Echte Konkurrenz für Google Docs und Word: ChatGPT wird gerade zu eurem persönlichen Schreibassistenten

Nach mindestens 18 Jahren Microsoft Word und Google Docs habe ich Ersatz gefunden, der besser sein könnte.

Ist es nach so vielen Jahren Zeit für etwas ganz neues? (Bild: OpenAI | Wikipedia) Ist es nach so vielen Jahren Zeit für etwas ganz neues? (Bild: OpenAI | Wikipedia)

Solange ich Texte für die Schule, das Studium und die Arbeit geschrieben habe, habe ich Microsoft Word verwendet, bis ich vor einigen Jahren auf Google Docs umgestiegen bin.

Seitdem bin ich eigentlich zufrieden, denn mein Anspruch an Texteditoren ist relativ gering: Texte schreiben und ein wenig formatieren. Mehr brauche ich nicht. Doch dann kam OpenAI mit einer Neuheit um die Ecke, die mich vom Gegenteil überzeugt hat.

Ich würde ab sofort gerne mit ChatGPTs neuer Editor-Funktion Canvas arbeiten, doch OpenAI verhindert meine Pläne.

Warum von Docs auf ChatGPT wechseln?

OpenAI steckt gerade mitten in einem 12-tägigen Event, das sie »Shipmas« nennen. Dabei kündigen sie jeden Tag neue Funktionen, Kooperationen und Modelle an oder veröffentlichen sie direkt. Mit dabei waren neben dem Video-Generator Sora oder einem neuen 200-US-Dollar-Abonnement auch die Texteditor-Funktion Canvas.

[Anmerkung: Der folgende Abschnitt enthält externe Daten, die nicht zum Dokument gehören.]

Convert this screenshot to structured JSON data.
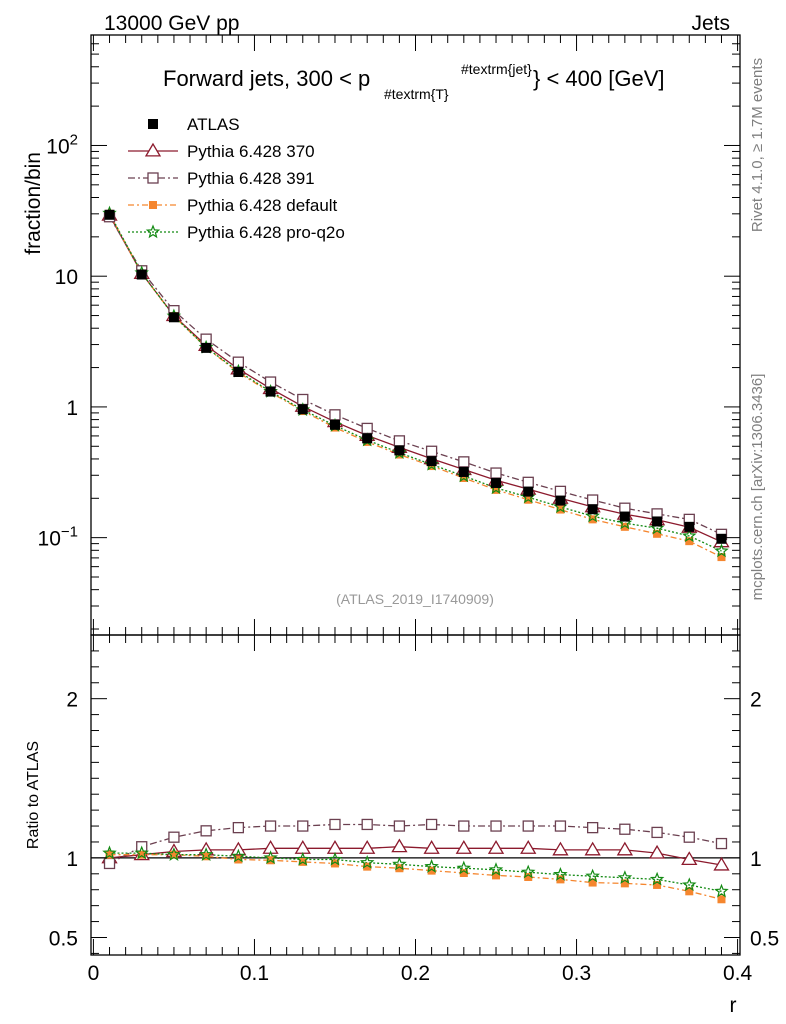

Was kann Canvas? Mit Canvas lässt sich, wie mit Docs oder Word, direkt an einem Text arbeiten. Der große Unterschied: Ihr könnt ChatGPT direkt zu eurem Text befragen, euch Tipps zum Inhalt, der Grammatik oder der Rechtschreibung geben lassen und Kommentare zu bestimmten Abschnitten einsehen.

Kurz gesagt: Canvas ist ein persönlicher Schreibassistent., der sich aktiv beteiligt.

ChatGPT im Canvas-Modus kann Abschnitte markieren und auf Verbesserungsvorschläge anzeigen, die aufleuchten, wenn man mit der Maus über den entsprechenden Textabschnitt fährt. ChatGPT im Canvas-Modus kann Abschnitte markieren und auf Verbesserungsvorschläge anzeigen, die aufleuchten, wenn man mit der Maus über den entsprechenden Textabschnitt fährt.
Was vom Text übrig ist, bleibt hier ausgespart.